Electricity has done wonders to humanity. However, the problem is that most of the energy produced goes wasted in form of heat. Scientists from MIT and Stanford University have found a way to convert battery’s waste heat into more electricity. This indeed is an advancement that could give a whole new dimension to reusable energy sources.
The concept of converting battery’s waste heat into more rechargeable power is based on the thermogalvanic effect. The principle behind this effect is that temperature has an impact on the voltage of rechargeable units/batteries. The researchers made use of heat, which normally goes wasted to warm an uncharged battery. This warm battery is charged and once it hits the full mark, it is then cooled down. This cooling discharges the battery and raises its voltage. The amazing thing about this battery is that after getting cooled down, it possesses more power than the energy utilized to charge it. This applies to cases where temperature differences are less than 100 degrees Celsius.
This new concept has been stated in a paper published in the journal Nature Communications by Yuan Yang and professor Gang Chen at MIT, postdoc Seok Woo Lee and professor Yi Cui at Stanford, and three others. “Virtually all power plants and manufacturing processes, like steel making and refining, release tremendous amounts of low-grade heat to ambient temperatures,” said Cui, an associate professor of materials science and engineering. “Our new battery technology is designed to take advantage of this temperature gradient at the industrial scale.” “To harvest thermal energy, we subject a battery to a four-step process: heating up, charging, cooling down and discharging,” said Lee, a postdoctoral scholar at Stanford and co-lead author of the study.
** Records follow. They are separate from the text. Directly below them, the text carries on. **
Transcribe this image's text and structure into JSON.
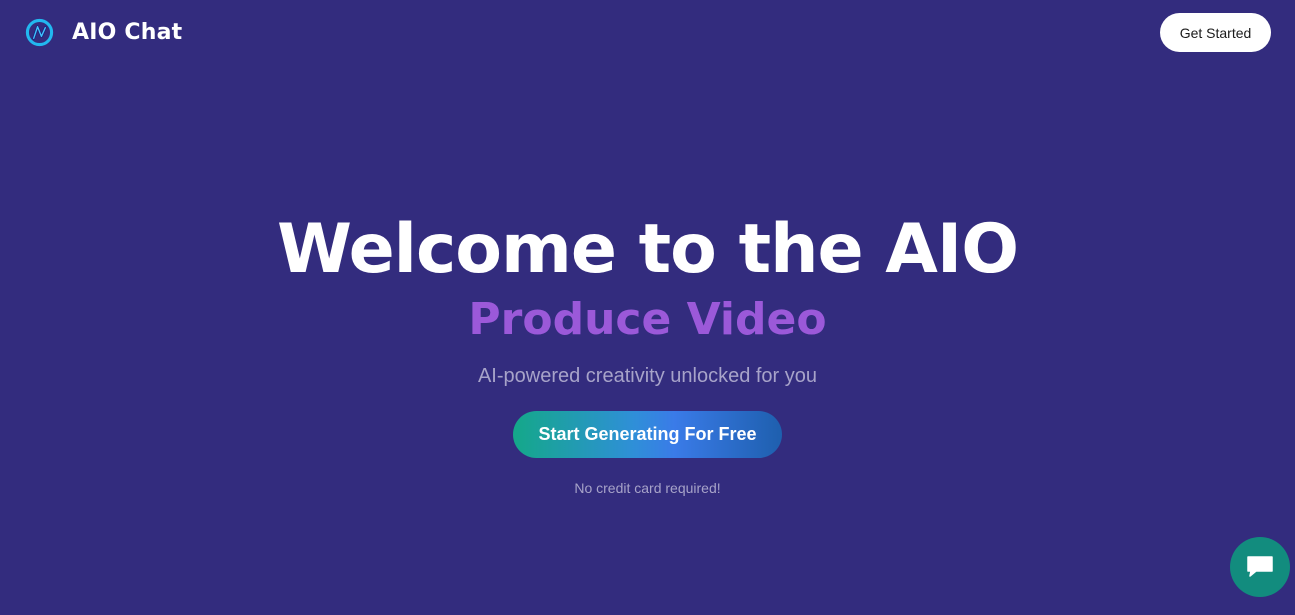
{
  "header": {
    "brand_name": "AIO Chat",
    "logo_icon": "aio-logo-icon",
    "get_started_label": "Get Started"
  },
  "hero": {
    "title": "Welcome to the AIO",
    "subtitle": "Produce Video",
    "tagline": "AI-powered creativity unlocked for you",
    "cta_label": "Start Generating For Free",
    "note": "No credit card required!"
  },
  "chat_widget": {
    "icon": "chat-bubble-icon"
  },
  "colors": {
    "background": "#332c7e",
    "accent_purple": "#9b59d9",
    "cta_gradient_start": "#14a889",
    "cta_gradient_mid": "#3a7be8",
    "cta_gradient_end": "#1e5fae",
    "chat_button": "#128c7e",
    "muted_text": "#a7a3c9"
  }
}
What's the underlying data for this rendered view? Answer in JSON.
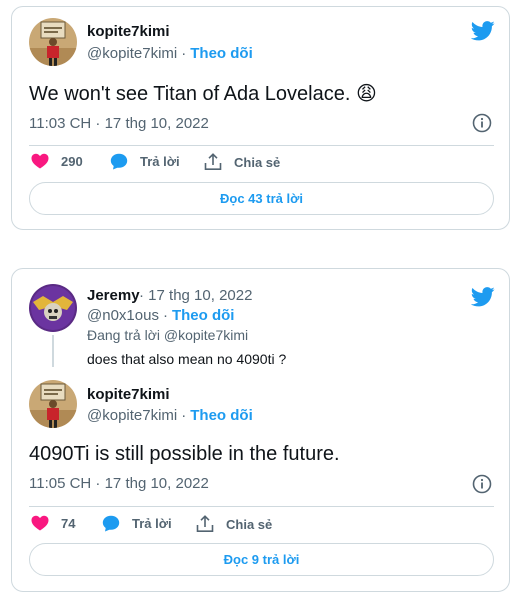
{
  "colors": {
    "accent": "#1d9bf0",
    "like": "#f91880",
    "muted": "#536471",
    "border": "#cfd9de"
  },
  "tweet1": {
    "author_name": "kopite7kimi",
    "author_handle": "@kopite7kimi",
    "follow_label": "Theo dõi",
    "text": "We won't see Titan of Ada Lovelace. 😩",
    "timestamp": "11:03 CH · 17 thg 10, 2022",
    "likes": "290",
    "reply_label": "Trả lời",
    "share_label": "Chia sẻ",
    "read_replies_label": "Đọc 43 trả lời",
    "icons": {
      "bird": "twitter-bird-icon",
      "info": "info-icon",
      "heart": "heart-icon",
      "reply": "reply-bubble-icon",
      "share": "share-icon"
    }
  },
  "tweet2": {
    "parent": {
      "author_name": "Jeremy",
      "date": "17 thg 10, 2022",
      "author_handle": "@n0x1ous",
      "follow_label": "Theo dõi",
      "replying_to": "Đang trả lời @kopite7kimi",
      "text": "does that also mean no 4090ti ?"
    },
    "reply": {
      "author_name": "kopite7kimi",
      "author_handle": "@kopite7kimi",
      "follow_label": "Theo dõi",
      "text": "4090Ti is still possible in the future.",
      "timestamp": "11:05 CH · 17 thg 10, 2022",
      "likes": "74",
      "reply_label": "Trả lời",
      "share_label": "Chia sẻ",
      "read_replies_label": "Đọc 9 trả lời"
    }
  }
}
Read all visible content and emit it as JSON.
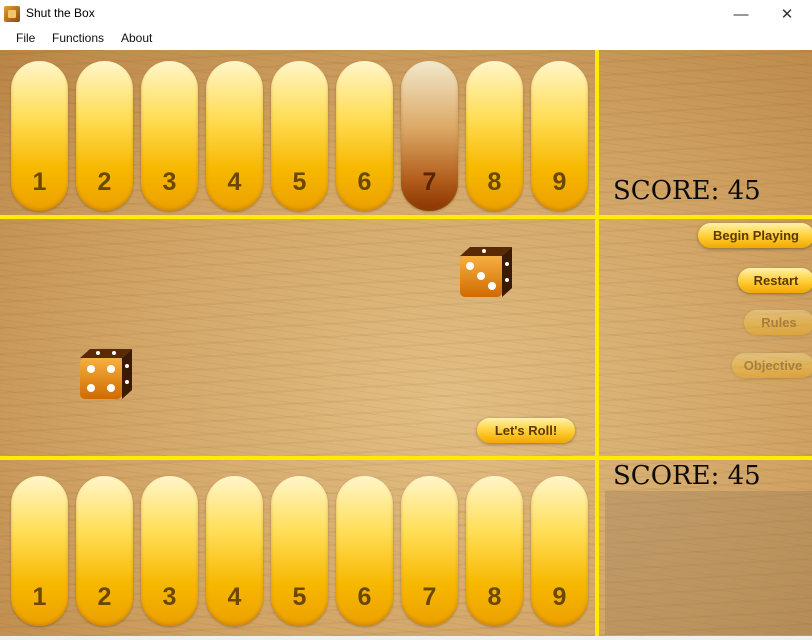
{
  "window": {
    "title": "Shut the Box",
    "minimize": "—",
    "maximize": "☐",
    "close": "✕"
  },
  "menu": {
    "file": "File",
    "functions": "Functions",
    "about": "About"
  },
  "top_tiles": [
    {
      "label": "1",
      "shut": false
    },
    {
      "label": "2",
      "shut": false
    },
    {
      "label": "3",
      "shut": false
    },
    {
      "label": "4",
      "shut": false
    },
    {
      "label": "5",
      "shut": false
    },
    {
      "label": "6",
      "shut": false
    },
    {
      "label": "7",
      "shut": true
    },
    {
      "label": "8",
      "shut": false
    },
    {
      "label": "9",
      "shut": false
    }
  ],
  "bottom_tiles": [
    {
      "label": "1",
      "shut": false
    },
    {
      "label": "2",
      "shut": false
    },
    {
      "label": "3",
      "shut": false
    },
    {
      "label": "4",
      "shut": false
    },
    {
      "label": "5",
      "shut": false
    },
    {
      "label": "6",
      "shut": false
    },
    {
      "label": "7",
      "shut": false
    },
    {
      "label": "8",
      "shut": false
    },
    {
      "label": "9",
      "shut": false
    }
  ],
  "scores": {
    "top": "SCORE: 45",
    "bottom": "SCORE: 45"
  },
  "buttons": {
    "begin": "Begin Playing",
    "restart": "Restart",
    "rules": "Rules",
    "objective": "Objective",
    "roll": "Let's Roll!"
  },
  "dice": {
    "die1": 3,
    "die2": 4
  },
  "colors": {
    "divider": "#ffea00",
    "tile": "#f7b800",
    "tile_shut": "#8a3400",
    "button": "#ffcc33"
  },
  "icons": {
    "app": "dice-box-icon"
  }
}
The temperature differences of less than 100 degrees Celsius holds the key in experiments performed. “One-third of all energy consumption in the United States ends up as low-grade heat,” said co-lead author Yang, a postdoc at MIT.
This concept of charging batteries is about 60 years old. Scientists lacked the technological advancements required to prove the concept at that time. Moreover, the required material wasn’t available at that time. “A key advance is using material that was not around at that time for the battery electrodes, as well as advances in the engineering system”, said co-author Chen, a professor of mechanical engineering at MIT. “This technology has the additional advantage of using low-cost, abundant materials and manufacturing processes that are already widely used in the battery industry,” added Lee.
This system also possesses a few deficiencies as this technology produces lower power densities, which means that the larger batteries become a compulsion. Moreover, the charging process takes quite a bit of time, unlike the conventional battery rechargeable systems. There remains a question mark over the durability of these batteries. Despite everything, this technology possesses a huge amount of potential.